L’intervento di inizio anno di Giorgia Meloni, durato circa tre ore, ha innescato una durissima reazione corale da parte delle opposizioni. Il fulcro delle critiche riguarda la presunta “incoerenza” tra le promesse elettorali e l’azione di governo, oltre a una narrazione del Paese che, secondo le minoranze, non corrisponderebbe alla realtà vissuta dai cittadini.
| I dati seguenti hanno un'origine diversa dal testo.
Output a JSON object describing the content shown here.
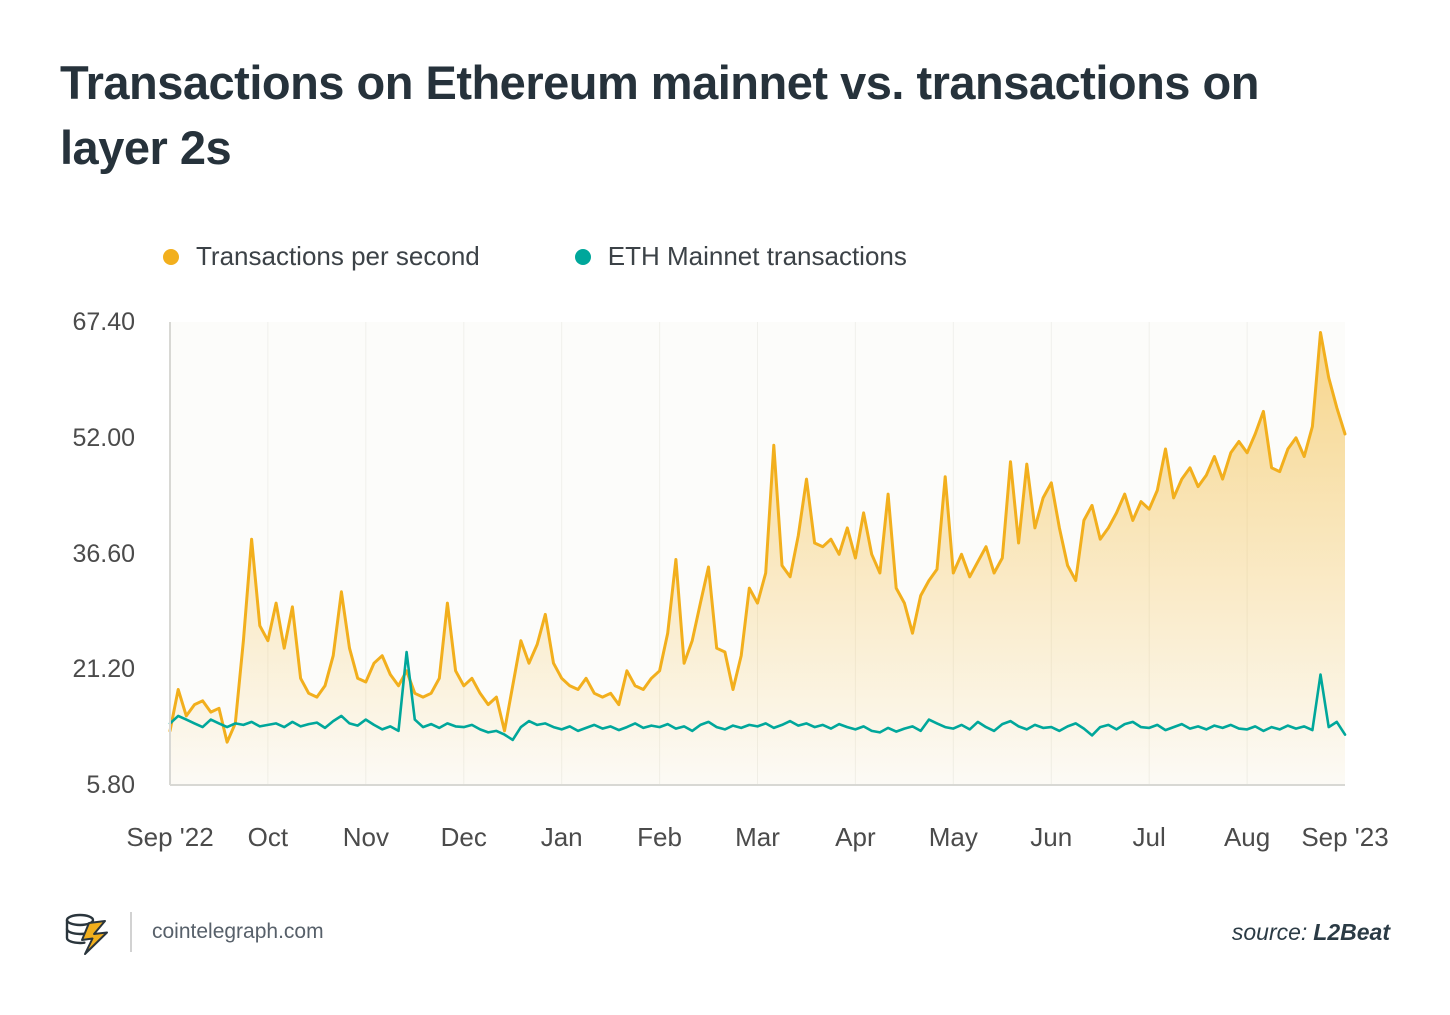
{
  "title_lines": [
    "Transactions on Ethereum mainnet vs. transactions on",
    "layer 2s"
  ],
  "footer": {
    "site": "cointelegraph.com",
    "source_label": "source:",
    "source_value": "L2Beat",
    "logo": "cointelegraph-coin-bolt-logo"
  },
  "colors": {
    "accent_yellow": "#F2AF1D",
    "accent_teal": "#00A79B",
    "title_text": "#26323B",
    "axis_text": "#4B4B4B",
    "axis_line": "#D8D8D4",
    "gridline": "#F0F0EC"
  },
  "chart_data": {
    "type": "line",
    "title": "Transactions on Ethereum mainnet vs. transactions on layer 2s",
    "legend_position": "top",
    "x_tick_labels": [
      "Sep '22",
      "Oct",
      "Nov",
      "Dec",
      "Jan",
      "Feb",
      "Mar",
      "Apr",
      "May",
      "Jun",
      "Jul",
      "Aug",
      "Sep '23"
    ],
    "x_range_note": "Sep 2022 to Sep 2023, ~12 samples per month",
    "y_ticks": [
      5.8,
      21.2,
      36.6,
      52.0,
      67.4
    ],
    "ylim": [
      5.8,
      67.4
    ],
    "grid": {
      "vertical_month_lines": true,
      "horizontal_lines": false
    },
    "points_per_month": 12,
    "series": [
      {
        "id": "tps",
        "name": "Transactions per second",
        "color": "#F2AF1D",
        "area": true,
        "values": [
          13,
          18.5,
          15,
          16.5,
          17,
          15.5,
          16,
          11.5,
          14,
          25,
          38.5,
          27,
          25,
          30,
          24,
          29.5,
          20,
          18,
          17.5,
          19,
          23,
          31.5,
          24,
          20,
          19.5,
          22,
          23,
          20.5,
          19,
          21,
          18,
          17.5,
          18,
          20,
          30,
          21,
          19,
          20,
          18,
          16.5,
          17.5,
          13,
          19,
          25,
          22,
          24.5,
          28.5,
          22,
          20,
          19,
          18.5,
          20,
          18,
          17.5,
          18,
          16.5,
          21,
          19,
          18.5,
          20,
          21,
          26,
          35.8,
          22,
          25,
          30,
          34.8,
          24,
          23.5,
          18.5,
          23,
          32,
          30,
          34,
          51,
          35,
          33.5,
          39,
          46.5,
          38,
          37.5,
          38.5,
          36.5,
          40,
          36,
          42,
          36.5,
          34,
          44.5,
          32,
          30,
          26,
          31,
          33,
          34.5,
          46.8,
          34,
          36.5,
          33.5,
          35.5,
          37.5,
          34,
          36,
          48.8,
          38,
          48.5,
          40,
          44,
          46,
          40,
          35,
          33,
          41,
          43,
          38.5,
          40,
          42,
          44.5,
          41,
          43.5,
          42.5,
          45,
          50.5,
          44,
          46.5,
          48,
          45.5,
          47,
          49.5,
          46.5,
          50,
          51.5,
          50,
          52.5,
          55.5,
          48,
          47.5,
          50.5,
          52,
          49.5,
          53.5,
          66,
          60,
          56,
          52.5
        ]
      },
      {
        "id": "eth-mainnet",
        "name": "ETH Mainnet transactions",
        "color": "#00A79B",
        "area": false,
        "values": [
          14,
          15,
          14.5,
          14,
          13.5,
          14.5,
          14,
          13.5,
          14,
          13.8,
          14.2,
          13.6,
          13.8,
          14,
          13.5,
          14.2,
          13.6,
          13.9,
          14.1,
          13.4,
          14.3,
          15,
          14,
          13.7,
          14.5,
          13.8,
          13.2,
          13.6,
          13,
          23.5,
          14.5,
          13.5,
          13.9,
          13.4,
          14,
          13.6,
          13.5,
          13.8,
          13.2,
          12.8,
          13,
          12.5,
          11.8,
          13.5,
          14.3,
          13.8,
          14,
          13.5,
          13.2,
          13.6,
          13,
          13.4,
          13.8,
          13.3,
          13.6,
          13.1,
          13.5,
          14,
          13.4,
          13.7,
          13.5,
          13.9,
          13.3,
          13.6,
          13,
          13.8,
          14.2,
          13.5,
          13.2,
          13.7,
          13.4,
          13.8,
          13.6,
          14,
          13.4,
          13.8,
          14.3,
          13.7,
          14,
          13.5,
          13.8,
          13.3,
          13.9,
          13.5,
          13.2,
          13.6,
          13,
          12.8,
          13.4,
          12.9,
          13.3,
          13.6,
          13,
          14.5,
          14,
          13.5,
          13.3,
          13.8,
          13.2,
          14.2,
          13.5,
          13,
          13.9,
          14.3,
          13.6,
          13.2,
          13.8,
          13.4,
          13.5,
          13,
          13.6,
          14,
          13.3,
          12.4,
          13.5,
          13.8,
          13.2,
          13.9,
          14.2,
          13.5,
          13.4,
          13.8,
          13.1,
          13.5,
          13.9,
          13.3,
          13.6,
          13.2,
          13.7,
          13.4,
          13.8,
          13.3,
          13.2,
          13.6,
          13,
          13.5,
          13.2,
          13.7,
          13.3,
          13.6,
          13.1,
          20.5,
          13.5,
          14.2,
          12.5
        ]
      }
    ]
  }
}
Non si placano le polemiche all’indomani della conferenza stampa della premier Giorgia Meloni. Se da un lato Palazzo Chigi rivendica la solidità dell’esecutivo e rilancia su riforme chiave come quella elettorale, dall’altro le opposizioni denunciano un governo che “galleggia” e che, dopo tre anni, continuerebbe a usare una retorica da campagna elettorale senza risolvere i nodi su sanità, carovita e fisco.
La segretaria del Partito Democratico, Elly Schlein, ha guidato l’attacco puntando l’indice sui risultati economici: “Meloni prometteva di abolire le accise e le ha aumentate; prometteva di ridurre le tasse e siamo ai massimi da dieci anni”. Secondo Schlein, la premier avrebbe confermato la sua “incoerenza” anche sulle pensioni, avendo di fatto ritardato l’età pensionabile nonostante gli impegni opposti.
Il fronte del centro e della sinistra radicale
- Carlo Calenda (Azione): Accusa la premier di ambiguità in Europa. “Essere un giorno con Orbán e uno con Merz non porta da nessuna parte”, ha scritto su X, bocciando anche l’ipotesi di riaprire un dialogo con Putin mentre continuano i bombardamenti in Ucraina.
- Matteo Renzi (Italia Viva): Parla di una premier “in difficoltà su tasse e sicurezza”, ipotizzando che “l’incantesimo stia svanendo”.
- Bonelli e Fratoianni (AVS): Si sono concentrati sul “Paese reale”, denunciando l’erosione del potere d’acquisto e il fallimento del Piano Casa.
- Riccardo Magi (+Europa): Accusa l’esecutivo di aver rinunciato a una vera politica estera europea in favore di una posizione più sovranista.